Historias de un taxista

No, dice. Primero en ese pinche pueblo no respetan la vida del otro. Los muy culeros si no te conocen te paran en seco, te bajan del coche y hacen que te regreses caminando. A las dos semanas te llaman por teléfono, te dicen que tienen tu coche bien cuidadito y que si lo quieres tienes que ir y darles veinte mil pesitos (o según sea el modelo de la carcacha), si no lo desarman y lo venden por partes. Ahí no hay policía ni esas madres.
Sí, dice. Hubo un alcalde, uno de esos culeros y pendejos. Culero por querer verle la cara de indio al pueblo y pendejo por creer que podría salir vivo de esa.
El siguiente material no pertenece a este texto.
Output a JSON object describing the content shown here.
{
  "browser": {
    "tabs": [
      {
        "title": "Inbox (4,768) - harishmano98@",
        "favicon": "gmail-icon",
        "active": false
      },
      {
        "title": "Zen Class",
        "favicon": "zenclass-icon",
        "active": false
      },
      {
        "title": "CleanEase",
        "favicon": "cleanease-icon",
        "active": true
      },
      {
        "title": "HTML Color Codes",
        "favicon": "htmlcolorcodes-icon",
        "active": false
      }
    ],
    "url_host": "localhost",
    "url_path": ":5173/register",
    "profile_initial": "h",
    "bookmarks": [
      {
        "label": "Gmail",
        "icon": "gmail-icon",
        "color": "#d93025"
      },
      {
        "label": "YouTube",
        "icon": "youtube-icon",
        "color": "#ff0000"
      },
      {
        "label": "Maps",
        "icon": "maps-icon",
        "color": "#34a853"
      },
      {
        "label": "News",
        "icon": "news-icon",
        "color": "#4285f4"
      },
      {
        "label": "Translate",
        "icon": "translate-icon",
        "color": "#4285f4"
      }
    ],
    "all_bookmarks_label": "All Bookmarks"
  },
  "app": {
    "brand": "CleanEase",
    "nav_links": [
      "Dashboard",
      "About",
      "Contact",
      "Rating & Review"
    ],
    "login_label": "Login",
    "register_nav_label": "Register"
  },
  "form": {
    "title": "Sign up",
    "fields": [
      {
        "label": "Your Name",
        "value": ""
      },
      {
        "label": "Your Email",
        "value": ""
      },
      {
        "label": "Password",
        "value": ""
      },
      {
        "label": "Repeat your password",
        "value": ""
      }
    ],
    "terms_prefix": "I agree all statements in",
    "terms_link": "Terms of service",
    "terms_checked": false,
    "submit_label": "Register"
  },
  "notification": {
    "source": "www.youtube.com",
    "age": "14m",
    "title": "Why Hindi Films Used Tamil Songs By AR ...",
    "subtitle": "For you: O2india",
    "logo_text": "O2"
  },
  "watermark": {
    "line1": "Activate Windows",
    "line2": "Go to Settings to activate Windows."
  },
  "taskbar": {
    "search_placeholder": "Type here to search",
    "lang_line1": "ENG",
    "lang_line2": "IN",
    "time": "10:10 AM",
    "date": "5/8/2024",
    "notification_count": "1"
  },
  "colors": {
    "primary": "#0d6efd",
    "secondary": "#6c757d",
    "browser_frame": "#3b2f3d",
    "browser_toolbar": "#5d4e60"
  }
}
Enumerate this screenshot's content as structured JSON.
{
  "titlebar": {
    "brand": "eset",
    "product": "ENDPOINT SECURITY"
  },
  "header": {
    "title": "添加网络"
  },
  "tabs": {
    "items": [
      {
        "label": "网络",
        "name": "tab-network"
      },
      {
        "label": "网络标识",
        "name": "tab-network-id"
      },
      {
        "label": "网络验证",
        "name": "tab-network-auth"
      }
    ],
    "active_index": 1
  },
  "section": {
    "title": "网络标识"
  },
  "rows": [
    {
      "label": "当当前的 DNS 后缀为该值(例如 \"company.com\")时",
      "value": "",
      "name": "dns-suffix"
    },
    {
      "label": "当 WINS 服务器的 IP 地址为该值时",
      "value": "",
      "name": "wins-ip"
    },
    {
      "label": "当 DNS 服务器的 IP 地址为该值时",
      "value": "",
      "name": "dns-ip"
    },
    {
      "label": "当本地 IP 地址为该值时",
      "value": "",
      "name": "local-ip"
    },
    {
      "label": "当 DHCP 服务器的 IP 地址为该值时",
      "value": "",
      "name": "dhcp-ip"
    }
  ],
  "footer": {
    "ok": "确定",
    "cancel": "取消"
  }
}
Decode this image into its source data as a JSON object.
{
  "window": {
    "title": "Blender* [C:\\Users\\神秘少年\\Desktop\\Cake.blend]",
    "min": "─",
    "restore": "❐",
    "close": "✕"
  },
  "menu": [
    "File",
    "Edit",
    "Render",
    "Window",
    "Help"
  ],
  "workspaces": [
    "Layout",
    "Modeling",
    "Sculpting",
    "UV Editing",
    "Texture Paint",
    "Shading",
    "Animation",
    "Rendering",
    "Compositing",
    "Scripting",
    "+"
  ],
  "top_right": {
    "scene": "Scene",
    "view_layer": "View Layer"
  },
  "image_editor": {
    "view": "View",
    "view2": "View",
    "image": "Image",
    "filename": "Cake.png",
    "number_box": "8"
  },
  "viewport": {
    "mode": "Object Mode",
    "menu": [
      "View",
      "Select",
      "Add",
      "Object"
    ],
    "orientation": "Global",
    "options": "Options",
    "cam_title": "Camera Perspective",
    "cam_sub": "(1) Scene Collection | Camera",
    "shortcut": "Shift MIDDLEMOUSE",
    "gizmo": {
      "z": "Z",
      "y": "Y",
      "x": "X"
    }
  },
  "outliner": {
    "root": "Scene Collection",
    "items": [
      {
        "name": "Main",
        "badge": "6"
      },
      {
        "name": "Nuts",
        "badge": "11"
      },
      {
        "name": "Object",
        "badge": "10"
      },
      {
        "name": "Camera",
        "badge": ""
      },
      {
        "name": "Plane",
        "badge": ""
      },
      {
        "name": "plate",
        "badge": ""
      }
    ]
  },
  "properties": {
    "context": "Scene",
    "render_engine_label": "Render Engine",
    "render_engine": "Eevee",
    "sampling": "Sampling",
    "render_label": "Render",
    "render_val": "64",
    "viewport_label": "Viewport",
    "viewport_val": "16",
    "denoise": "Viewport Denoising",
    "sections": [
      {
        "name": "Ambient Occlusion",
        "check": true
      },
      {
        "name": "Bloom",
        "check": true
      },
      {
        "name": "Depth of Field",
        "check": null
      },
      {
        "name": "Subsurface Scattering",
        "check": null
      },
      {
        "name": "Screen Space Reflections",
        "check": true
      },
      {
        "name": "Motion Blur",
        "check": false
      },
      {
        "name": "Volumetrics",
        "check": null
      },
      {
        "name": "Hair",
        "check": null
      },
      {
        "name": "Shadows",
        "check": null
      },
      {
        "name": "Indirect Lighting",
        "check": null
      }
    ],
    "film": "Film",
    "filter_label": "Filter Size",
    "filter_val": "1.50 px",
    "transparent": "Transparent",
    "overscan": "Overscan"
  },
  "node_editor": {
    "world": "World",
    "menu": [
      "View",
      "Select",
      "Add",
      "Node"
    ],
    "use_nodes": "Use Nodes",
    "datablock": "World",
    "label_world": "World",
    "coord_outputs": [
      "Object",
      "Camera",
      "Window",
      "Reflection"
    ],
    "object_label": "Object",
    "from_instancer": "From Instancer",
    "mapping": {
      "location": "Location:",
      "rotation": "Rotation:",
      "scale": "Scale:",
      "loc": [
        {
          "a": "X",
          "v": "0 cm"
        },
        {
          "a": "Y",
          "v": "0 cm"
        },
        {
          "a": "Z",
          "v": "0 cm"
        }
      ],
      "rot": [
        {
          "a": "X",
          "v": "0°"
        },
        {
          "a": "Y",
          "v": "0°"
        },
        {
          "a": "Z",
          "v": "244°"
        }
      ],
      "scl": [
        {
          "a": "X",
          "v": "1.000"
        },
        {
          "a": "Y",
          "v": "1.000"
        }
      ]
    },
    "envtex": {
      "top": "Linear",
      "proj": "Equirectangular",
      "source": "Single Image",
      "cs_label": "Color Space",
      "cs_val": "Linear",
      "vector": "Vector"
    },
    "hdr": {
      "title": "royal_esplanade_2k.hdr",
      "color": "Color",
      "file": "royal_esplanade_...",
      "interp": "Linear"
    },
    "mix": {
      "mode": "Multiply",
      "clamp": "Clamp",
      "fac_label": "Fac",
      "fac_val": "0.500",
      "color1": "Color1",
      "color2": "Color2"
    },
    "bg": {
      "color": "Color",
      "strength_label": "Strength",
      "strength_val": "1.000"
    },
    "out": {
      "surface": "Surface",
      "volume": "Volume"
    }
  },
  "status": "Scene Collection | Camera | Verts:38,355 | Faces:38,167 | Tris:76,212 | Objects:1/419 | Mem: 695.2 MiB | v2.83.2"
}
Estuvo feo, dicen. Primero llegó diciendo que el modernismo, los avances tecnológicos y esas cosas de primer mundo (aunque uno sólo conoce este mundo) nos estaban alcanzando, que debían de adelantarse y pensar en sus hijos, en sus nietos, en esas generaciones que agradecerían todo, esas que uno ya no alcanzaría a ver por la edad de uno, pues.
Sí, vale, eso dijo. Y luego sacó unos contratos para comprar cada quien su pedazo de cielo, su cacho de estrella y hasta su pedazo de luna, su finca lunar, decía. Jeje, para reírse ¿no? Pero no es cosa de risa, más si un indio mugroso vende un pedazo de tierra para comprar su pedazo de cielo azul, su trozo de noche, el palpitar de una estrella… y menos gracioso es si de pronto ya toda la bola de apestosos ya fincó el cielo. No, dicen, todas las estrellas ya tenían nombre nuevo, que osa mayor ni que ocho cuartos, Niña Maria, Xochitl López, Doroteo Atl… nombres de sus hijos puestos en el demonio negro.
Sí, dice. Dice que más pendejo el alcalde aquel porque en lugar de agarrar e irse, empezó a poner multas a quien mirara el cielo ajeno. Y más pendejo aún porque la misma estrella, la misma nube, la misma noche, pues, la vendió dos o cuatro veces. Entonces ahí empezó el pedo, cuando dos campesinos se pelearon por el nombre de una estrella. Dice que uno sacó su machete y el otro también. Se machetearón pues. Sus mujeres gritaron y otros escucharon los gritos y esos otros decían que esa estrella o ese pedazo de cielo era también suyo y que ahí tenían las escrituras, los papeles que avalaban eso. Y ahí fue cuando todo valió madre.
El alcalde corrió por todo el pueblo, pinches indios tercermundistas, decía. Lo alcanzaron y le pegaron, a él y a su esposa. Les partieron su madre, dice, primero a ella, para que se callara, dice, luego a él, porque con él era el embrollo, dicen que la cosa estuvo fea. Los chillidos más que nada. Porque dicen que los encerraron en un cuarto de dos metros cuadrados, les metieron hartos chiles verdes y les prendieron fuego con ellos adentro. Se murieron ahogados.
No, dice, los gritos se escucharon dos horas, dos horas que supieron a cien años por todo el pueblo, re feos, dice. Desde entonces, dice, la gente camina viendo para el suelo y si voltean, ven al cielo con vergüenza, con pena pues, como quien los apunta con una pistolota y les dice que ya valieron verga por culeros, ojetes, mal pedo. Sí, dice, así es este pueblo. Sembrando droga, secuestrando coches, matando alcaldes, comprando cielos ajenos, dice.
Ya llegamos, vale, me hablas cuando salgas y vengo por ti.